En souhaitant établir de nouveaux standards de cybersécurité, l’Europe met la barre haute. Très haute. Trop haute ? Dans une lettre ouverte adressée à Thierry Breton, Carme Artigas Brugal et Nicola Danti, qui ont travaillé sur le Cyber Resilience Act (CRA), plus d’une cinquantaine de responsables en cybersécurité leur demandent d’amender le texte. Parmi eux, des experts de Google et de plusieurs éditeurs comme Eset ou Tenable. Mais aussi l’ancien coordinateur cyber de la Défense américaine et le CEO du CyberPeace Institute. Dans leur collimateur ? L’obligation pour les éditeurs d’informer les administrations en charge de la cybersécurité des vulnérabilités repérées dans leurs logiciels. Et ce sous 24 heures.
Une base de données des cibles à attaquer
Rendre publiques les vulnérabilités des logiciels laisse craindre à ces experts que certaines entreprises ne deviennent des proies faciles. « C’est une façon de dire ‘vous pouvez m’attaquer à cet endroit' », regrette Christine Bejerasco, responsable de la cybersécurité de WithSecure et signataire de la lettre ouverte. « Aujourd’hui, les pirates n’ont pas connaissance des vulnérabilités. C’est une bonne chose parce qu’ils sont obligés de fouiller pour les trouver. Les dévoiler revient à fournir aux attaquants la carte des accès les plus faciles aux systèmes de l’entreprise. »

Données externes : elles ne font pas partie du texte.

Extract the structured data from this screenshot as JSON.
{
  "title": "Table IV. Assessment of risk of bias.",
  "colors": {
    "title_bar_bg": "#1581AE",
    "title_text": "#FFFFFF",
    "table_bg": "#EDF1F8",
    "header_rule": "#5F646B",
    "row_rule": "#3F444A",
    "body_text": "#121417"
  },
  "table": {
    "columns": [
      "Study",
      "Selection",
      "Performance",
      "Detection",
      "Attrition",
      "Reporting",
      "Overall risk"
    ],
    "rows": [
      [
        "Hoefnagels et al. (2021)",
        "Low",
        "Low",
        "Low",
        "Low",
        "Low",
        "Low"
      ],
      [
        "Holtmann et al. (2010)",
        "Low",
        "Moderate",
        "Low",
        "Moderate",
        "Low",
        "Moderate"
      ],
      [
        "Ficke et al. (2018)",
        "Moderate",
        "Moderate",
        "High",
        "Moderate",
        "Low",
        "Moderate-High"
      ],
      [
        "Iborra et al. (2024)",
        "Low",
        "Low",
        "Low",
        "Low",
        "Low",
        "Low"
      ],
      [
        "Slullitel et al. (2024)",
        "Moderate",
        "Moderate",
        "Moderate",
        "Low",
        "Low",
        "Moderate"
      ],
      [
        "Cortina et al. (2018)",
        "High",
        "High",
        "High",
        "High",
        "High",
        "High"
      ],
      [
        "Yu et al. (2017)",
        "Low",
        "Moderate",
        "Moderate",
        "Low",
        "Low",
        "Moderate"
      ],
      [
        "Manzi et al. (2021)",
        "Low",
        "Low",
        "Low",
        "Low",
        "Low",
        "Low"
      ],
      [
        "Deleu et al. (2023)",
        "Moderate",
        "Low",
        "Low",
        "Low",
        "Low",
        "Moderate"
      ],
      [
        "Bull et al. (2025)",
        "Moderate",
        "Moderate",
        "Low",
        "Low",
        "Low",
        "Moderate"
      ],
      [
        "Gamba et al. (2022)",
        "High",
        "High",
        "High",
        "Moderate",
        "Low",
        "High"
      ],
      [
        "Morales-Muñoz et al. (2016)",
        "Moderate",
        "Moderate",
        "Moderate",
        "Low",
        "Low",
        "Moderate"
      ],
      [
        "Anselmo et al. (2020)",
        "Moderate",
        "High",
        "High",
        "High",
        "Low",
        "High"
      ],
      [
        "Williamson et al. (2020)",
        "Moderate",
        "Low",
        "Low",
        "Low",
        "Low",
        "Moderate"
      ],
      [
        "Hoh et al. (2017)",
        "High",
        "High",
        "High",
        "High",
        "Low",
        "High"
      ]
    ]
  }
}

Les signataires de la lettre soulignent que le Cyber Resilience Act créera « une base de données des vulnérabilités non résolues accessible en temps réel ». « Une cible tentante pour les attaquants », préviennent-ils. Surtout qu’ils redoutent que la sécurité des agences gouvernementales ne se montre pas forcément à la hauteur.
Un timing imparfait
De nombreux éditeurs ne souhaitent pas dévoiler les vulnérabilités tant qu’ils n’ont pas mis sur pied de patch pour les résoudre. Et cela demande du temps. Bien plus que les 24 heures édictées dans le Cyber Resilience Act. Sans compter que, même si un patch est disponible, encore faut-il que les entreprises qui utilisent le logiciel l’aient installé… « Si ces vulnérabilités sont rendues publiques alors que toutes les organisations ne sont pas encore sécurisées, c’est une menace pour la sécurité publique », alerte Christine Bejerasco.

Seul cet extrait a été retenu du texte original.